I have the android Kindle app on my phone and a tablet (not a Fire).  I just checked my phone and there is no TTS within the app.  I believe there are 3rd party apps that may add the functionality but it's not something I'm particularly interested in so I've never really gone looking.  I do remember at least one blogger (Bufo Calvin of "I Love My Kindle") saying he'd found something that let him listen to kindle books on his original Fire -- which also did not have TTS.  The current HD models, however, do, I believe.


----------



## flips (Dec 9, 2012)

So, I guess TTS is something Amazon provides in it's custom firmware, not by default in stock Android ...


----------



## Ann in Arlington (Oct 27, 2008)

flips said:


> So, I guess TTS is something Amazon provides in it's custom firmware, not by default in stock Android ...


Android doesn't have much by default. . . it's just an OS. It's the apps that are developed that may or may not use a given feature. Most android devices will have speakers, and there are apps which will let the device read what is on the screen to you. Amazon did not choose to utilize that feature in their Kindle app for android.

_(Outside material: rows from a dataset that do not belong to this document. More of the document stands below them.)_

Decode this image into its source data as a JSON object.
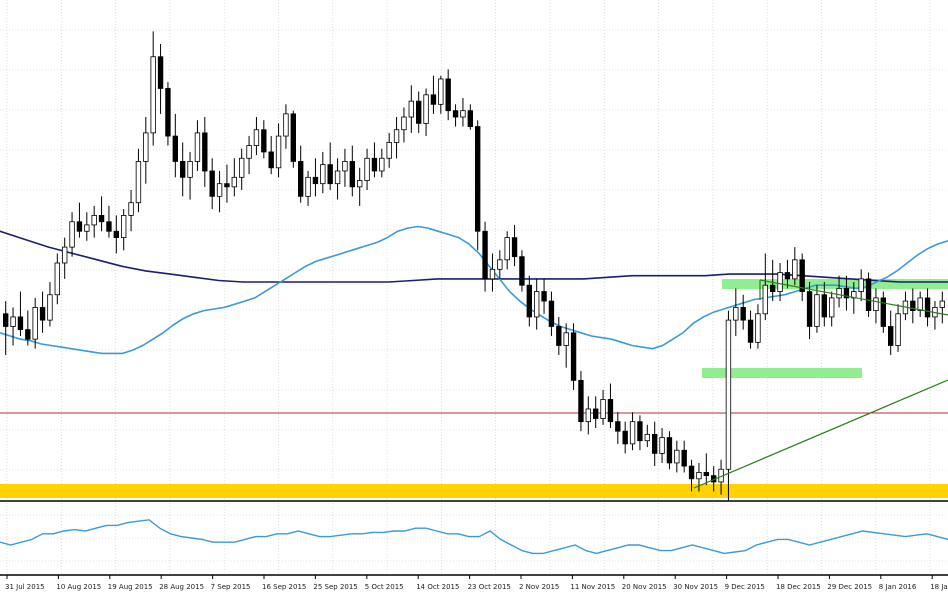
{
  "chart_data": {
    "type": "candlestick",
    "grid": true,
    "x_tick_labels": [
      "31 Jul 2015",
      "10 Aug 2015",
      "19 Aug 2015",
      "28 Aug 2015",
      "7 Sep 2015",
      "16 Sep 2015",
      "25 Sep 2015",
      "5 Oct 2015",
      "14 Oct 2015",
      "23 Oct 2015",
      "2 Nov 2015",
      "11 Nov 2015",
      "20 Nov 2015",
      "30 Nov 2015",
      "9 Dec 2015",
      "18 Dec 2015",
      "29 Dec 2015",
      "8 Jan 2016",
      "18 Ja"
    ],
    "candles": [
      [
        248,
        256,
        222,
        240
      ],
      [
        240,
        252,
        228,
        246
      ],
      [
        246,
        262,
        234,
        238
      ],
      [
        238,
        250,
        228,
        232
      ],
      [
        232,
        258,
        226,
        252
      ],
      [
        252,
        262,
        236,
        244
      ],
      [
        244,
        268,
        240,
        260
      ],
      [
        260,
        286,
        254,
        280
      ],
      [
        280,
        296,
        270,
        290
      ],
      [
        290,
        312,
        284,
        306
      ],
      [
        306,
        318,
        296,
        300
      ],
      [
        300,
        312,
        294,
        304
      ],
      [
        304,
        316,
        296,
        310
      ],
      [
        310,
        322,
        300,
        306
      ],
      [
        306,
        316,
        296,
        300
      ],
      [
        300,
        310,
        286,
        296
      ],
      [
        296,
        314,
        288,
        310
      ],
      [
        310,
        326,
        300,
        318
      ],
      [
        318,
        352,
        312,
        344
      ],
      [
        344,
        372,
        330,
        362
      ],
      [
        362,
        426,
        354,
        410
      ],
      [
        410,
        418,
        374,
        390
      ],
      [
        390,
        394,
        354,
        360
      ],
      [
        360,
        374,
        334,
        344
      ],
      [
        344,
        356,
        322,
        334
      ],
      [
        334,
        350,
        320,
        344
      ],
      [
        344,
        370,
        338,
        362
      ],
      [
        362,
        372,
        328,
        338
      ],
      [
        338,
        346,
        314,
        322
      ],
      [
        322,
        338,
        312,
        330
      ],
      [
        330,
        342,
        318,
        328
      ],
      [
        328,
        346,
        322,
        334
      ],
      [
        334,
        352,
        326,
        346
      ],
      [
        346,
        360,
        336,
        354
      ],
      [
        354,
        372,
        348,
        364
      ],
      [
        364,
        370,
        346,
        350
      ],
      [
        350,
        360,
        336,
        340
      ],
      [
        340,
        368,
        334,
        360
      ],
      [
        360,
        380,
        352,
        374
      ],
      [
        374,
        376,
        340,
        344
      ],
      [
        344,
        354,
        318,
        322
      ],
      [
        322,
        338,
        316,
        334
      ],
      [
        334,
        346,
        322,
        330
      ],
      [
        330,
        350,
        324,
        342
      ],
      [
        342,
        356,
        326,
        330
      ],
      [
        330,
        346,
        320,
        338
      ],
      [
        338,
        352,
        328,
        344
      ],
      [
        344,
        354,
        322,
        328
      ],
      [
        328,
        340,
        316,
        332
      ],
      [
        332,
        352,
        326,
        346
      ],
      [
        346,
        356,
        334,
        338
      ],
      [
        338,
        352,
        334,
        346
      ],
      [
        346,
        362,
        340,
        356
      ],
      [
        356,
        372,
        346,
        364
      ],
      [
        364,
        378,
        356,
        372
      ],
      [
        372,
        392,
        362,
        382
      ],
      [
        382,
        388,
        362,
        368
      ],
      [
        368,
        390,
        360,
        386
      ],
      [
        386,
        398,
        374,
        380
      ],
      [
        380,
        398,
        374,
        396
      ],
      [
        396,
        402,
        370,
        376
      ],
      [
        376,
        380,
        366,
        372
      ],
      [
        372,
        384,
        366,
        376
      ],
      [
        376,
        380,
        364,
        366
      ],
      [
        366,
        370,
        288,
        300
      ],
      [
        300,
        306,
        262,
        270
      ],
      [
        270,
        286,
        262,
        276
      ],
      [
        276,
        288,
        270,
        282
      ],
      [
        282,
        300,
        276,
        296
      ],
      [
        296,
        304,
        278,
        284
      ],
      [
        284,
        288,
        262,
        266
      ],
      [
        266,
        272,
        240,
        246
      ],
      [
        246,
        270,
        238,
        262
      ],
      [
        262,
        270,
        248,
        256
      ],
      [
        256,
        262,
        234,
        240
      ],
      [
        240,
        246,
        222,
        228
      ],
      [
        228,
        242,
        214,
        236
      ],
      [
        236,
        242,
        200,
        206
      ],
      [
        206,
        212,
        174,
        180
      ],
      [
        180,
        196,
        172,
        188
      ],
      [
        188,
        196,
        176,
        182
      ],
      [
        182,
        200,
        178,
        194
      ],
      [
        194,
        204,
        176,
        180
      ],
      [
        180,
        186,
        166,
        174
      ],
      [
        174,
        180,
        160,
        166
      ],
      [
        166,
        186,
        162,
        180
      ],
      [
        180,
        184,
        162,
        168
      ],
      [
        168,
        178,
        164,
        172
      ],
      [
        172,
        180,
        152,
        160
      ],
      [
        160,
        176,
        154,
        170
      ],
      [
        170,
        174,
        150,
        154
      ],
      [
        154,
        168,
        148,
        162
      ],
      [
        162,
        168,
        148,
        152
      ],
      [
        152,
        156,
        136,
        144
      ],
      [
        144,
        154,
        136,
        148
      ],
      [
        148,
        160,
        140,
        146
      ],
      [
        146,
        152,
        136,
        142
      ],
      [
        142,
        156,
        134,
        150
      ],
      [
        150,
        250,
        130,
        244
      ],
      [
        244,
        264,
        234,
        252
      ],
      [
        252,
        260,
        238,
        244
      ],
      [
        244,
        250,
        226,
        230
      ],
      [
        230,
        254,
        226,
        248
      ],
      [
        248,
        286,
        244,
        266
      ],
      [
        266,
        282,
        256,
        262
      ],
      [
        262,
        280,
        256,
        274
      ],
      [
        274,
        282,
        264,
        270
      ],
      [
        270,
        290,
        266,
        282
      ],
      [
        282,
        286,
        256,
        262
      ],
      [
        262,
        268,
        232,
        240
      ],
      [
        240,
        266,
        236,
        260
      ],
      [
        260,
        268,
        240,
        246
      ],
      [
        246,
        262,
        240,
        258
      ],
      [
        258,
        272,
        252,
        264
      ],
      [
        264,
        272,
        250,
        258
      ],
      [
        258,
        268,
        248,
        262
      ],
      [
        262,
        276,
        256,
        270
      ],
      [
        270,
        274,
        246,
        250
      ],
      [
        250,
        264,
        242,
        258
      ],
      [
        258,
        262,
        236,
        240
      ],
      [
        240,
        250,
        222,
        228
      ],
      [
        228,
        254,
        224,
        248
      ],
      [
        248,
        262,
        244,
        256
      ],
      [
        256,
        264,
        242,
        250
      ],
      [
        250,
        262,
        246,
        258
      ],
      [
        258,
        264,
        240,
        246
      ],
      [
        246,
        256,
        238,
        252
      ],
      [
        252,
        262,
        242,
        256
      ]
    ],
    "ma_fast": [
      236,
      234,
      232,
      231,
      229,
      228,
      227,
      226,
      225,
      224,
      223,
      223,
      223,
      225,
      228,
      232,
      236,
      241,
      245,
      248,
      250,
      251,
      252,
      254,
      256,
      258,
      262,
      266,
      270,
      274,
      278,
      281,
      283,
      285,
      287,
      289,
      291,
      293,
      296,
      300,
      302,
      303,
      302,
      300,
      298,
      296,
      292,
      286,
      278,
      270,
      262,
      256,
      251,
      247,
      243,
      240,
      238,
      236,
      234,
      233,
      232,
      230,
      228,
      227,
      226,
      228,
      232,
      236,
      242,
      246,
      249,
      251,
      253,
      255,
      257,
      258,
      259,
      260,
      262,
      264,
      266,
      266,
      266,
      265,
      264,
      265,
      268,
      271,
      275,
      280,
      285,
      289,
      292,
      294
    ],
    "ma_slow": [
      300,
      295,
      290,
      286,
      282,
      278,
      275,
      273,
      271,
      269,
      268,
      268,
      268,
      268,
      268,
      268,
      268,
      269,
      270,
      270,
      270,
      270,
      270,
      270,
      270,
      271,
      272,
      272,
      272,
      272,
      273,
      273,
      273,
      272,
      271,
      270,
      269,
      268,
      268,
      268
    ],
    "rsi": [
      52,
      50,
      52,
      54,
      58,
      58,
      60,
      61,
      60,
      62,
      64,
      64,
      66,
      67,
      68,
      62,
      58,
      56,
      55,
      54,
      52,
      52,
      52,
      54,
      56,
      56,
      58,
      58,
      60,
      58,
      56,
      56,
      57,
      58,
      58,
      59,
      59,
      60,
      60,
      62,
      62,
      60,
      58,
      58,
      56,
      56,
      60,
      54,
      50,
      46,
      44,
      44,
      46,
      48,
      50,
      46,
      44,
      46,
      48,
      50,
      50,
      48,
      46,
      46,
      48,
      50,
      48,
      46,
      44,
      45,
      46,
      50,
      52,
      54,
      54,
      52,
      50,
      52,
      54,
      56,
      58,
      60,
      59,
      58,
      57,
      56,
      57,
      58,
      56,
      54
    ]
  }
}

On the FIRE, Amazon has put it's on stamp on the basic Android OS ('forked' it, if you will) and the Kindle app is more closely entwined into the OS than is possible on a 3rd party manufacturer device. My guess is they did this because it's been a feature of many of their eInk readers and customers asked for it back when the first Fire shipped without it.


----------



## readingril (Oct 29, 2010)

The TTS API has been a part of the Android OS since early on; unfortunately Amazon chooses not to incorporate TTS in its Kindle app. There are other reading apps that you can use that can read DRM free books in various formats, off the top of my head I know of Moon+ Reader & FBReader.


----------



## flips (Dec 9, 2012)

Great, thanks for good answers!


----------